Non-Inferiority Trials

The objective of non-inferiority trials is to compare a novel treatment to an active treatment with a view of demonstrating that it is not clinically worse with regards to a specified endpoint. It is assumed that the comparator treatment has been established to have a significant clinical effect (against placebo). These trials are frequently used in situations where use of a superiority trial against a placebo control may be considered unethical.

Non-inferiority is most easily assessed using a confidence interval (CI) approach.

Firstly we specify a non-inferiority margin, d. This is the maximum difference we are prepared to tolerate in a given direction if the new treatment is not to be considered (clinically) inferior.

If a 95% confidence interval for the difference between treatment means lies above or below this boundary value (in a favourable direction) then non-inferiority is deemed to have been established.

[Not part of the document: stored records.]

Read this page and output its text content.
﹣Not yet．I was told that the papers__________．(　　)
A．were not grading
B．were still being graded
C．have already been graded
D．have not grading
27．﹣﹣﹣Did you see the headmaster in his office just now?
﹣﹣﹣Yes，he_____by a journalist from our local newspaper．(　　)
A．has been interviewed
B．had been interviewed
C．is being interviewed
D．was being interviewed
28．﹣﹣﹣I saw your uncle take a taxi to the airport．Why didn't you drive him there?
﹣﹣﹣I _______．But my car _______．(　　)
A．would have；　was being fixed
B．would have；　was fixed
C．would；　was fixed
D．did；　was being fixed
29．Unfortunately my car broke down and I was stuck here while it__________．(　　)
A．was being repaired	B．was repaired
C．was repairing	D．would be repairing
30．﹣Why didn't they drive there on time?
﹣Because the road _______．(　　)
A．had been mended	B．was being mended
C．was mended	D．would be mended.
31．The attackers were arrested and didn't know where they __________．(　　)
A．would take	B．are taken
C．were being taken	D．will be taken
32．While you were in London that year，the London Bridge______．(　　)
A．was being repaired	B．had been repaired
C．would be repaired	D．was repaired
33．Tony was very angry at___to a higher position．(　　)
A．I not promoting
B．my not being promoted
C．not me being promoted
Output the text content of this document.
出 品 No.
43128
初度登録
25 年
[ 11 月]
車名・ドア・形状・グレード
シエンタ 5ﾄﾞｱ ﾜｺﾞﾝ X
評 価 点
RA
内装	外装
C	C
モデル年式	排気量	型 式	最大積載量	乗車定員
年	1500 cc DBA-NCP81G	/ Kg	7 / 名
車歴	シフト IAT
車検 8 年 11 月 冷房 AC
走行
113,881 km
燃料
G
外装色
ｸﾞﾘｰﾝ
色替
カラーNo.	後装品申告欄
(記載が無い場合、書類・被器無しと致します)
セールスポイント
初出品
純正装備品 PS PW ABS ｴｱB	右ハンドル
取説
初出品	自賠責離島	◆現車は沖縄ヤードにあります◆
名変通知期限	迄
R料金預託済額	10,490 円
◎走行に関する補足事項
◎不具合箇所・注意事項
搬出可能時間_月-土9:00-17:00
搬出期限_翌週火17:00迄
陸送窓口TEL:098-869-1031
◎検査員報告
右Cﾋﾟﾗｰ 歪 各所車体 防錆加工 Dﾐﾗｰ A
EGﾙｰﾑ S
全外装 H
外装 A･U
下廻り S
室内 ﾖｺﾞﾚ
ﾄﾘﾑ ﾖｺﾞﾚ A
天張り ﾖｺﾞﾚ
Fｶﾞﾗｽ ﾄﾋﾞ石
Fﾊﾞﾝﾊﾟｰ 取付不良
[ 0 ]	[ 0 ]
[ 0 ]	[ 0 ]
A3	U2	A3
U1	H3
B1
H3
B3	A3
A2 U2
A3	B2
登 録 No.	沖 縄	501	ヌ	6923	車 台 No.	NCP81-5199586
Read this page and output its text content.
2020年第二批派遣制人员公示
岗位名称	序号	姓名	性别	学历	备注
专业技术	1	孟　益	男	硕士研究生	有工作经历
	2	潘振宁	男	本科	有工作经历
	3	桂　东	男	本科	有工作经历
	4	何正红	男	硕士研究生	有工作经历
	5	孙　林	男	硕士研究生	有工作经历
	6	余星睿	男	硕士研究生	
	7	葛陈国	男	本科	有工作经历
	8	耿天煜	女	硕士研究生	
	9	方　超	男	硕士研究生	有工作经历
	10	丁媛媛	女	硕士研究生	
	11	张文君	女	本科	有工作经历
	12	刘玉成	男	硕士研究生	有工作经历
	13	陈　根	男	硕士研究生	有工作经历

  • Suppose a test treatment, T, is considered inferior if it produces a measurement of 3 points or more below some control treatment, C, on average.
  • If a 95% CI for the difference between means, T – C, lies above d = -3 then the test treatment is deemed not inferior to control.
  • The diagram below illustrates possible outcomes:

The choice of inferiority margin, d, affects the sample size calculation and the conclusion of the study. A general rule of thumb is that this quantity must be considerably smaller (1/2 or 1/3) than the minimal clinical difference we might use to calculate sample size in a superiority trial.